I’m wondering how Thoughtbot and fellow Upcasers use AWS’s users, groups and policies to provide team access to resources such as s3 buckets. I find AWS to be quite overwhelming at times and wonder if this could be a useful topic of a future iteration video.
Here are some things I’d like to know re: your setup.
Can you and your team mates only access the buckets belonging to projects you are working on or do all company members have full read / write access to every bucket?
Do you create users to represent your production and staging servers?
How do you organize your development buckets for any given project?
Do you have one development bucket such as upcase_development which has subfolders for each developer e.g. upcase_development/chris or do you create a separate bucket per developer e.g. upcase_development_chris and upcase_development_ben?

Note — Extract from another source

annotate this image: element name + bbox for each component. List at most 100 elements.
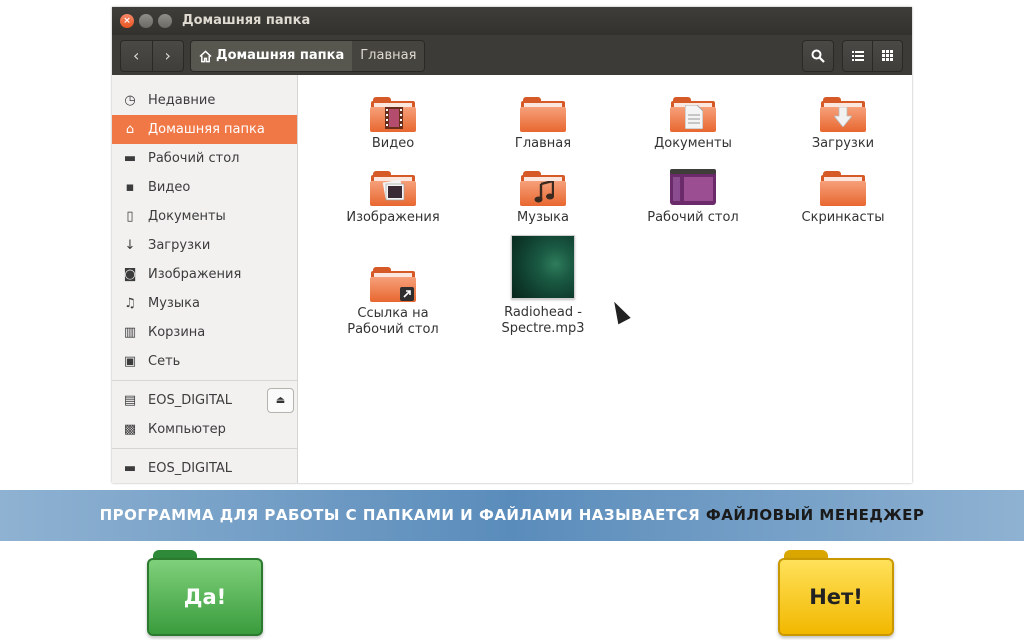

@robodisco I don’t think we have a formal set of best practices here, but here are things I’ve done on applications before that might be helpful:
Configuring AWS configurations isn’t easy, so don’t get too frustrated!
Make sure that production and staging are in separate S3 buckets and that those buckets are accessed by separate access keys (be sure those keys don’t have privileges to create new keys or access each others’ buckets)
I like to use Fog as an abstraction between the app and S3. Fog lets you treat your storage layer in mostly the same way whether it’s on AWS or local, so none of your development machines need access to AWS (they can use a temp folder on disk). A secondary benefit of this strategy is that development and test now don’t require internet access solely due to the use of S3.
I think subfolders for content types is a great idea, but I’d avoid lots of subfolders in development if that approach doesn’t match what you’re doing in production. If you have to use AWS in development, create a separate bucket for each developer.
Re 2. Ahh that was pretty much what i was thinking. Thanks for reassurance.
Re 3. I always thought it was important to mirror production but what you said about fog being an abstraction layer makes sense. Going foward I may just use local storage for development and tests.
Re 4. Yes a seperate bucket for each developer, whilst noisy, seems to be the simplest solution. Though using local storage for dev would make this mute.
On the issue of parity, I think using the same library in production and development (Fog), while it isn’t as good as using the exact same backing storage solution, does at least mean you’re using the same code that you’ve written to handle all environments, which is a step forward for overall parity. This tradeoff won’t always be the right fit, but I think Fog is of a high enough quality that you can depend on them to abstract away implementation details about local vs. AWS storage with confidence.
I think my bias is to always avoid network dependence in development and test environments when I can. Some of my most productive coding has been on trains!